Si l'on prend ces données telles qu'elles nous ont été présentées, on pouvait s'imaginer que près de la moitié des français (52% à eux-deux) jubilaient donc derrière leur écran après la qualification de leur candidat favori.

Or, si l'on compile les chiffres disponibles sur le site du Ministère de l'intérieur, et que l'on additionne le nombre de français ravis ce soir-là (ceux qui ont votés pour E. Macron ou M. Le Pen), on arrive au résultat de 17,9 millions de personnes.

Les français qui ont voté pour un autre candidat étaient quant à eux 17,2 millions.

Et les français qui ne se reconnaissaient dans aucun de ces candidats et qui ne sont donc pas allés voter, ou ont voté blanc ou nul, étaient 13,6 millions.

Illustration 2
Répartition du comportement électoral lors du premier tour des élections présidentielles 2022

Ainsi et c'est un premier enseignement, il n'y avait donc pas 52% de français enthousiastes de ce duel Macron / Le Pen promis depuis des mois. En réalité, ils ne représentent "que" 37% des inscrits.

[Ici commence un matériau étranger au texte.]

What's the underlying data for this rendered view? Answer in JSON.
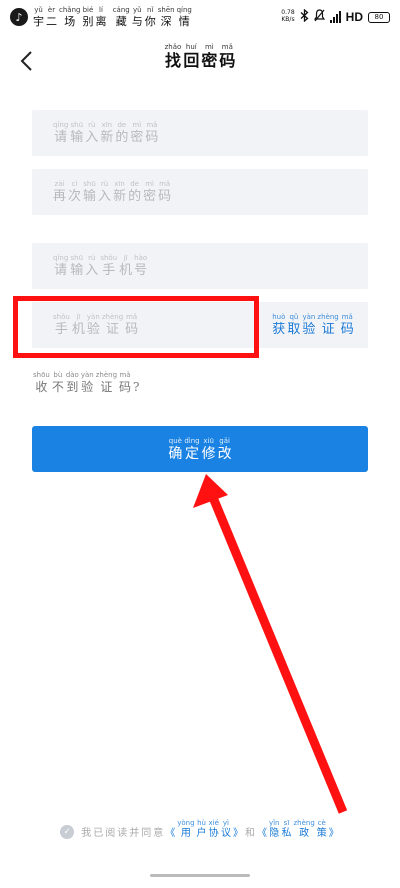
{
  "status_bar": {
    "song": [
      {
        "c": "宇",
        "r": "yǔ"
      },
      {
        "c": "二",
        "r": "èr"
      },
      {
        "c": "场",
        "r": "chǎng"
      },
      {
        "c": "别",
        "r": "bié"
      },
      {
        "c": "离",
        "r": "lí"
      },
      {
        "c": " ",
        "r": ""
      },
      {
        "c": "藏",
        "r": "cáng"
      },
      {
        "c": "与",
        "r": "yǔ"
      },
      {
        "c": "你",
        "r": "nǐ"
      },
      {
        "c": "深",
        "r": "shēn"
      },
      {
        "c": "情",
        "r": "qíng"
      }
    ],
    "net_speed": "0.78",
    "net_unit": "KB/s",
    "signal_label": "HD",
    "battery": "80"
  },
  "header": {
    "title": [
      {
        "c": "找",
        "r": "zhǎo"
      },
      {
        "c": "回",
        "r": "huí"
      },
      {
        "c": "密",
        "r": "mì"
      },
      {
        "c": "码",
        "r": "mǎ"
      }
    ]
  },
  "form": {
    "new_password_placeholder": [
      {
        "c": "请",
        "r": "qǐng"
      },
      {
        "c": "输",
        "r": "shū"
      },
      {
        "c": "入",
        "r": "rù"
      },
      {
        "c": "新",
        "r": "xīn"
      },
      {
        "c": "的",
        "r": "de"
      },
      {
        "c": "密",
        "r": "mì"
      },
      {
        "c": "码",
        "r": "mǎ"
      }
    ],
    "confirm_password_placeholder": [
      {
        "c": "再",
        "r": "zài"
      },
      {
        "c": "次",
        "r": "cì"
      },
      {
        "c": "输",
        "r": "shū"
      },
      {
        "c": "入",
        "r": "rù"
      },
      {
        "c": "新",
        "r": "xīn"
      },
      {
        "c": "的",
        "r": "de"
      },
      {
        "c": "密",
        "r": "mì"
      },
      {
        "c": "码",
        "r": "mǎ"
      }
    ],
    "phone_placeholder": [
      {
        "c": "请",
        "r": "qǐng"
      },
      {
        "c": "输",
        "r": "shū"
      },
      {
        "c": "入",
        "r": "rù"
      },
      {
        "c": "手",
        "r": "shǒu"
      },
      {
        "c": "机",
        "r": "jī"
      },
      {
        "c": "号",
        "r": "hào"
      }
    ],
    "code_placeholder": [
      {
        "c": "手",
        "r": "shǒu"
      },
      {
        "c": "机",
        "r": "jī"
      },
      {
        "c": "验",
        "r": "yàn"
      },
      {
        "c": "证",
        "r": "zhèng"
      },
      {
        "c": "码",
        "r": "mǎ"
      }
    ],
    "get_code_label": [
      {
        "c": "获",
        "r": "huò"
      },
      {
        "c": "取",
        "r": "qǔ"
      },
      {
        "c": "验",
        "r": "yàn"
      },
      {
        "c": "证",
        "r": "zhèng"
      },
      {
        "c": "码",
        "r": "mǎ"
      }
    ],
    "no_code_label": [
      {
        "c": "收",
        "r": "shōu"
      },
      {
        "c": "不",
        "r": "bù"
      },
      {
        "c": "到",
        "r": "dào"
      },
      {
        "c": "验",
        "r": "yàn"
      },
      {
        "c": "证",
        "r": "zhèng"
      },
      {
        "c": "码",
        "r": "mǎ"
      },
      {
        "c": "?",
        "r": ""
      }
    ],
    "confirm_label": [
      {
        "c": "确",
        "r": "què"
      },
      {
        "c": "定",
        "r": "dìng"
      },
      {
        "c": "修",
        "r": "xiū"
      },
      {
        "c": "改",
        "r": "gǎi"
      }
    ]
  },
  "agreement": {
    "prefix": [
      {
        "c": "我",
        "r": ""
      },
      {
        "c": "已",
        "r": ""
      },
      {
        "c": "阅",
        "r": ""
      },
      {
        "c": "读",
        "r": ""
      },
      {
        "c": "并",
        "r": ""
      },
      {
        "c": "同",
        "r": ""
      },
      {
        "c": "意",
        "r": ""
      }
    ],
    "user_agreement": [
      {
        "c": "《",
        "r": ""
      },
      {
        "c": "用",
        "r": "yòng"
      },
      {
        "c": "户",
        "r": "hù"
      },
      {
        "c": "协",
        "r": "xié"
      },
      {
        "c": "议",
        "r": "yì"
      },
      {
        "c": "》",
        "r": ""
      }
    ],
    "and": [
      {
        "c": "和",
        "r": ""
      }
    ],
    "privacy_policy": [
      {
        "c": "《",
        "r": ""
      },
      {
        "c": "隐",
        "r": "yǐn"
      },
      {
        "c": "私",
        "r": "sī"
      },
      {
        "c": "政",
        "r": "zhèng"
      },
      {
        "c": "策",
        "r": "cè"
      },
      {
        "c": "》",
        "r": ""
      }
    ]
  },
  "colors": {
    "accent": "#1a82e2",
    "link": "#1a7ad6",
    "annotation": "#ff1111"
  }
}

80% des inscrits n'ont pas voté pour E. Macron lors du premier tour.

84% des inscrits n'ont pas voté pour M. Le Pen lors du premier tour.

63% des inscrits ne voulaient ni d'E. Macron, ni de M. Le Pen au second tour.

Une autre appréhension des résultats.

Si l'on regarde ainsi les résultats en prenant en compte l'abstention, le graphique et les pourcentages qui auraient pu apparaître sur nos écrans auraient pu être bien différents.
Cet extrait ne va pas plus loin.